Most of the above is well known - the vast majority of the theorems presented date back at least a hundred years. The trouble, of course, is that these facts, whilst `known', were not known by the right people at the right time, so that an appalling amount of reinvention and duplication took place as physics and mathematics advanced. Spinors have a central role in our understanding of the algebra of space, and they have accordingly been reinvented more often than anything else. Each reincarnation emphasises different aspects and uses different notation, adding new storeys to our mathematical Tower of Babel. What we have tried to show in this introductory paper is that the geometric algebra of David Hestenes provides the best framework by which to unify these disparate approaches. It is our earnest hope that more physicists will come to use it as the main language for expressing their work.
In the three following papers, we explore different aspects of this unification, and some of the new physics and new insights which geometric algebra brings. Paper II discusses the translation into geometric algebra of other languages for describing spinors and quantum-mechanical states and operators, especially in the context of the Dirac theory. It will be seen that Hestenes' form of the Dirac equation genuinely liberates it from any dependence upon specific matrix representations, making its intrinsic geometric content much clearer.
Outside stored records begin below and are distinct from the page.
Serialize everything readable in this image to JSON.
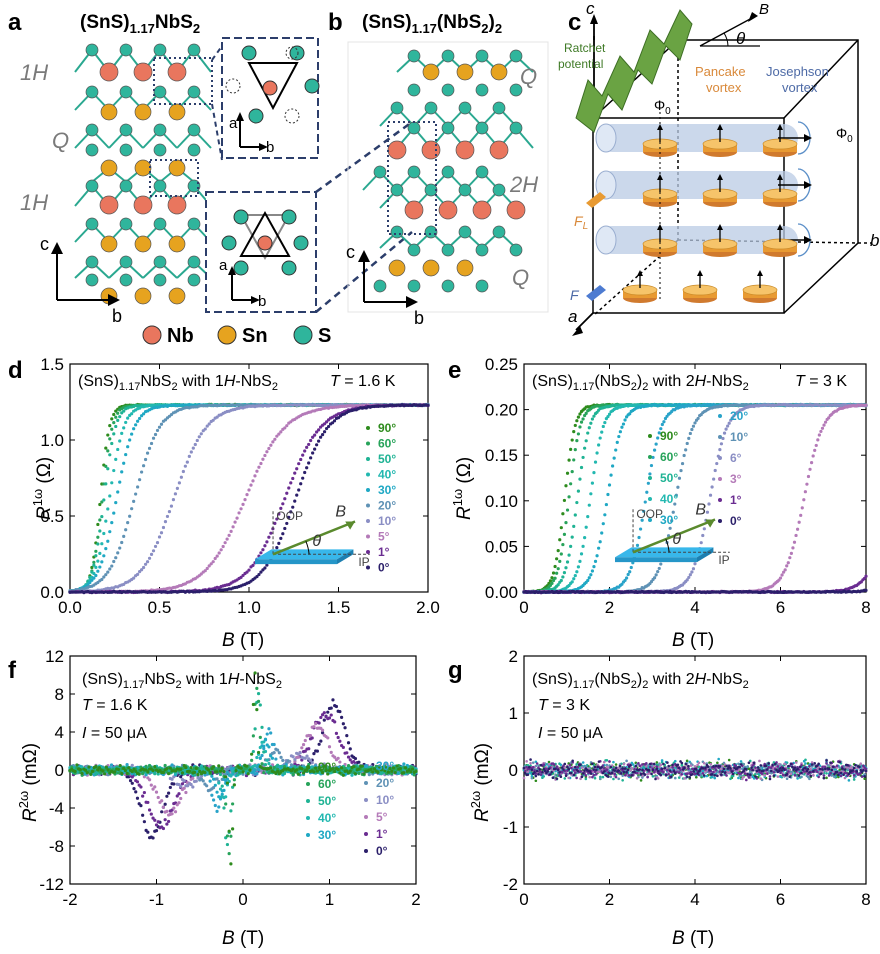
{
  "panels": {
    "a": {
      "letter": "a",
      "formula": "(SnS)",
      "sub": "1.17",
      "tail": "NbS",
      "sub2": "2",
      "layers": [
        "1H",
        "Q",
        "1H"
      ],
      "axes": [
        "c",
        "b",
        "a",
        "b",
        "a",
        "b"
      ]
    },
    "b": {
      "letter": "b",
      "formula": "(SnS)",
      "sub": "1.17",
      "tail": "(NbS",
      "sub2": "2",
      "tail2": ")",
      "sub3": "2",
      "layers": [
        "Q",
        "2H",
        "Q"
      ],
      "axes": [
        "c",
        "b"
      ]
    },
    "legend_atoms": [
      {
        "label": "Nb",
        "color": "#e9765e"
      },
      {
        "label": "Sn",
        "color": "#e6a31f"
      },
      {
        "label": "S",
        "color": "#2fb59c"
      }
    ],
    "c": {
      "letter": "c",
      "ratchet": "Ratchet",
      "ratchet2": "potential",
      "pancake": "Pancake",
      "pancake2": "vortex",
      "josephson": "Josephson",
      "josephson2": "vortex",
      "phi": "Φ",
      "phi_sub": "0",
      "axis_c": "c",
      "axis_b": "b",
      "axis_a": "a",
      "field": "B",
      "angle": "θ",
      "force_l": "F",
      "force_l_sub": "L",
      "force_j": "F"
    },
    "d": {
      "letter": "d"
    },
    "e": {
      "letter": "e"
    },
    "f": {
      "letter": "f"
    },
    "g": {
      "letter": "g"
    }
  },
  "inset": {
    "oop": "OOP",
    "ip": "IP",
    "field": "B",
    "angle": "θ"
  },
  "chart_data": [
    {
      "id": "d",
      "type": "scatter",
      "caption": "(SnS)1.17NbS2 with 1H-NbS2",
      "temperature": "T = 1.6 K",
      "xlabel": "B (T)",
      "ylabel": "R1ω (Ω)",
      "xlim": [
        0,
        2.0
      ],
      "ylim": [
        0,
        1.5
      ],
      "xticks": [
        "0.0",
        "0.5",
        "1.0",
        "1.5",
        "2.0"
      ],
      "yticks": [
        "0.0",
        "0.5",
        "1.0",
        "1.5"
      ],
      "saturation": 1.23,
      "series": [
        {
          "name": "90°",
          "color": "#2e8b1d",
          "mid": 0.17,
          "width": 0.025,
          "end": 0.26
        },
        {
          "name": "60°",
          "color": "#27a35a",
          "mid": 0.18,
          "width": 0.028,
          "end": 0.3
        },
        {
          "name": "50°",
          "color": "#1fb394",
          "mid": 0.19,
          "width": 0.032,
          "end": 0.36
        },
        {
          "name": "40°",
          "color": "#22b8b0",
          "mid": 0.22,
          "width": 0.04,
          "end": 0.45
        },
        {
          "name": "30°",
          "color": "#1fa8c4",
          "mid": 0.26,
          "width": 0.05,
          "end": 0.55
        },
        {
          "name": "20°",
          "color": "#5f92b5",
          "mid": 0.36,
          "width": 0.07,
          "end": 0.72
        },
        {
          "name": "10°",
          "color": "#8a8ec4",
          "mid": 0.58,
          "width": 0.09,
          "end": 1.0
        },
        {
          "name": "5°",
          "color": "#b47ab8",
          "mid": 0.98,
          "width": 0.11,
          "end": 1.45
        },
        {
          "name": "1°",
          "color": "#6a2c91",
          "mid": 1.2,
          "width": 0.1,
          "end": 1.62
        },
        {
          "name": "0°",
          "color": "#2b1f6a",
          "mid": 1.26,
          "width": 0.09,
          "end": 1.68
        }
      ]
    },
    {
      "id": "e",
      "type": "scatter",
      "caption": "(SnS)1.17(NbS2)2 with 2H-NbS2",
      "temperature": "T = 3 K",
      "xlabel": "B (T)",
      "ylabel": "R1ω (Ω)",
      "xlim": [
        0,
        8
      ],
      "ylim": [
        0,
        0.25
      ],
      "xticks": [
        "0",
        "2",
        "4",
        "6",
        "8"
      ],
      "yticks": [
        "0.00",
        "0.05",
        "0.10",
        "0.15",
        "0.20",
        "0.25"
      ],
      "saturation": 0.205,
      "series": [
        {
          "name": "90°",
          "color": "#2e8b1d",
          "mid": 0.95,
          "width": 0.12
        },
        {
          "name": "60°",
          "color": "#27a35a",
          "mid": 1.05,
          "width": 0.13
        },
        {
          "name": "50°",
          "color": "#1fb394",
          "mid": 1.25,
          "width": 0.14
        },
        {
          "name": "40°",
          "color": "#22b8b0",
          "mid": 1.55,
          "width": 0.15
        },
        {
          "name": "30°",
          "color": "#1fa8c4",
          "mid": 1.95,
          "width": 0.17
        },
        {
          "name": "20°",
          "color": "#29a3c9",
          "mid": 2.85,
          "width": 0.18
        },
        {
          "name": "10°",
          "color": "#5f92b5",
          "mid": 3.55,
          "width": 0.2
        },
        {
          "name": "6°",
          "color": "#8a8ec4",
          "mid": 4.35,
          "width": 0.2
        },
        {
          "name": "3°",
          "color": "#b47ab8",
          "mid": 6.55,
          "width": 0.22
        },
        {
          "name": "1°",
          "color": "#6a2c91",
          "mid": 8.6,
          "width": 0.25
        },
        {
          "name": "0°",
          "color": "#2b1f6a",
          "mid": 9.2,
          "width": 0.25
        }
      ]
    },
    {
      "id": "f",
      "type": "scatter",
      "caption": "(SnS)1.17NbS2 with 1H-NbS2",
      "temperature": "T = 1.6 K",
      "current": "I = 50 μA",
      "xlabel": "B (T)",
      "ylabel": "R2ω (mΩ)",
      "xlim": [
        -2,
        2
      ],
      "ylim": [
        -12,
        12
      ],
      "xticks": [
        "-2",
        "-1",
        "0",
        "1",
        "2"
      ],
      "yticks": [
        "-12",
        "-8",
        "-4",
        "0",
        "4",
        "8",
        "12"
      ],
      "series": [
        {
          "name": "90°",
          "color": "#2e8b1d",
          "pos": 0.14,
          "width": 0.03,
          "amp": 10.0
        },
        {
          "name": "60°",
          "color": "#27a35a",
          "pos": 0.16,
          "width": 0.04,
          "amp": 9.0
        },
        {
          "name": "50°",
          "color": "#1fb394",
          "pos": 0.18,
          "width": 0.05,
          "amp": 8.0
        },
        {
          "name": "40°",
          "color": "#22b8b0",
          "pos": 0.22,
          "width": 0.06,
          "amp": 3.0
        },
        {
          "name": "30°",
          "color": "#1fa8c4",
          "pos": 0.26,
          "width": 0.07,
          "amp": 3.0
        },
        {
          "name": "30°",
          "color": "#29a3c9",
          "pos": 0.3,
          "width": 0.08,
          "amp": 4.0
        },
        {
          "name": "20°",
          "color": "#5f92b5",
          "pos": 0.38,
          "width": 0.12,
          "amp": 2.0
        },
        {
          "name": "10°",
          "color": "#8a8ec4",
          "pos": 0.65,
          "width": 0.18,
          "amp": 1.5
        },
        {
          "name": "5°",
          "color": "#b47ab8",
          "pos": 0.85,
          "width": 0.2,
          "amp": 4.5
        },
        {
          "name": "1°",
          "color": "#6a2c91",
          "pos": 0.95,
          "width": 0.22,
          "amp": 6.0
        },
        {
          "name": "0°",
          "color": "#2b1f6a",
          "pos": 1.05,
          "width": 0.18,
          "amp": 7.0
        }
      ]
    },
    {
      "id": "g",
      "type": "scatter",
      "caption": "(SnS)1.17(NbS2)2 with 2H-NbS2",
      "temperature": "T = 3 K",
      "current": "I = 50 μA",
      "xlabel": "B (T)",
      "ylabel": "R2ω (mΩ)",
      "xlim": [
        0,
        8
      ],
      "ylim": [
        -2,
        2
      ],
      "xticks": [
        "0",
        "2",
        "4",
        "6",
        "8"
      ],
      "yticks": [
        "-2",
        "-1",
        "0",
        "1",
        "2"
      ],
      "noise": 0.12,
      "series": [
        {
          "color": "#2e8b1d"
        },
        {
          "color": "#1fb394"
        },
        {
          "color": "#1fa8c4"
        },
        {
          "color": "#5f92b5"
        },
        {
          "color": "#b47ab8"
        },
        {
          "color": "#6a2c91"
        },
        {
          "color": "#2b1f6a"
        }
      ]
    }
  ]
}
Paper III uses the concept of multivector differentiation to make many unifications and improvements in the area of Lagrangian field theory. The use of a consistent and mathematically rigorous set of tools for spinor, vector and tensor fields enables us to clarify the role of antisymmetric terms in stress-energy tensors, about which there has been some confusion. A highlight is the inclusion of functional differentiation within the framework of geometric algebra, enabling us to treat `differentiation with respect to the metric' in a new way. This technique is commonly used in field theories as one means of deriving the stress-energy tensor, and our approach again clarifies the role of antisymmetric terms.
Paper IV examines in detail the physical implications of Hestenes' formulation and interpretation of the Dirac theory. New results include predictions for the time taken for an electron to traverse the classically-forbidden region of a potential barrier. This is a problem of considerable interest in the area of semiconductor technology.
We have shown elsewhere how to translate Grassmann calculus[30,31], and some aspects of twistor theory into geometric algebra, with many simplifications and fresh insights. Thus, geometric algebra spans very large areas of both theoretical and applied physics.
There is another language which has some claim to achieve useful unifications. The use of `differential forms' became popular with physicists, particularly as a result of its use in the excellent, and deservedly influential, `Big Black Book' by Misner, Thorne & Wheeler. Differential forms are skew multilinear functions, so that, like multivectors of grade k, they achieve the aim of coordinate independence. By being scalar-valued, however, differential forms of different grades cannot be combined in the way multivectors can in geometric algebra. Consequently, rotors and spinors cannot be so easily expressed in the language of differential forms. In addition, the `inner product', which is necessary to a great deal of physics, has to be grafted into this approach through the use of the duality operation, and so the language of differential forms never unifies the inner and outer products in the manner achieved by geometric algebra.
This leads us to say a few words about the widely-held opinion that, because complex numbers are fundamental to quantum mechanics, it is desirable to `complexify' every bit of physics, including spacetime itself. It will be apparent that we disagree with this view, and hope earnestly that it is quite wrong, and that complex numbers (as mystical uninterpreted scalars) will prove to be unnecessary even in quantum mechanics.
The same sentiments apply to theories involving spaces with large numbers of dimensions that we do not observe. We have no objection to the use of higher dimensions as such; it just seems to us to be unnecessary at present, when the algebra of the space that we do observe contains so many wonders that are not yet generally appreciated.
We leave the last words to David Hestenes and Garret Sobczyk:
Geometry without algebra is dumb! - Algebra without geometry is blind!